L'Iran a reconnu samedi pour la première fois avoir fourni des drones à la Russie, avant l'invasion de l'Ukraine le 24 février. Téhéran confirme ainsi des accusations de Kiev contre Moscou, soupçonné d'utiliser des drones iraniens pour ses attaques contre civils et infrastructures. C'est la première fois que l'Iran fait état de cette livraison de drones.
Sur le terrain, les autorités d'occupation russe ont annoncé avoir remis à Melitopol, dans le sud-est de l'Ukraine, une statue de Lénine qui avait été déboulonnée lors de la révolution de 2014. En Russie, presque toutes les grandes villes du pays ont une statue du fondateur de l'Union soviétique dans leur centre-ville.
COMBATS A L'EST
Sur le front, la contre-offensive se poursuit à l'est, souligne l'Institute for Study of War (ISW).

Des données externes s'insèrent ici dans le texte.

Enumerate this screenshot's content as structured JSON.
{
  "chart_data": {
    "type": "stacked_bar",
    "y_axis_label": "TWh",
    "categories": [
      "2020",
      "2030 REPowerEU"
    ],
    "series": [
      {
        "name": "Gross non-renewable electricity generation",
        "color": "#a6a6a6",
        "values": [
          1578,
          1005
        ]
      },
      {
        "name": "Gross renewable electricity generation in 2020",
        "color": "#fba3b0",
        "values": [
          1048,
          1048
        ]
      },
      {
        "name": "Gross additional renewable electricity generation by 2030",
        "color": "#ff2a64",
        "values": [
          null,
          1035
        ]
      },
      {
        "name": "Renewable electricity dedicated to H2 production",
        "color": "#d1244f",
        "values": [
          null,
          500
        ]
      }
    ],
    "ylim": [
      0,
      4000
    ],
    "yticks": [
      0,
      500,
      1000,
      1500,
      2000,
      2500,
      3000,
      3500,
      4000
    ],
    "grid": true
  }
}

Les forces russes, elles, déploient leurs positions défensives le long du fleuve Dnipro, ajoute l'institut de recherche.
Dans l'est de l'Ukraine, la ville de Bakhmout, dont les habitants vivent sans eau ni électricité depuis deux mois, tient bon, selon son maire. Cette ville est une cible importante pour Moscou, dans sa lente progression dans la région du Donetsk, l'un des territoires que le Kremlin prétend avoir annexé après ce que Kyiv et l'Occident considèrent comme des référendums fictifs en septembre. Zelensky avait rappelé vendredi soir que c'est dans cette région que "les combats sont les plus violents".
ZAPORIJIA
L'alimentation électrique externe de la centrale nucléaire ukrainienne de Zaporijjia a été rétablie samedi soir après que deux câbles ont été endommagés par des bombardements russes, selon l'Agence internationale de l'énergie atomique (AIEA). La centrale nucléaire occupée par la Russie n'est actuellement pas opérationnelle, mais l'alimentation électrique permet de refroidir les réacteurs et d'éviter un accident nucléaire.
PRESSION DE WASHINGTON
Après avoir accusé, vendredi, la Russie de vouloir "geler" la population ukrainienne, à l'approche de l'hiver, Washington fait désormais pression sur les dirigeants ukrainiens pour qu'ils montrent qu'ils sont ouverts aux négociations avec la Russie. C'est ce qu'a révélé, samedi soir, le Washington Post.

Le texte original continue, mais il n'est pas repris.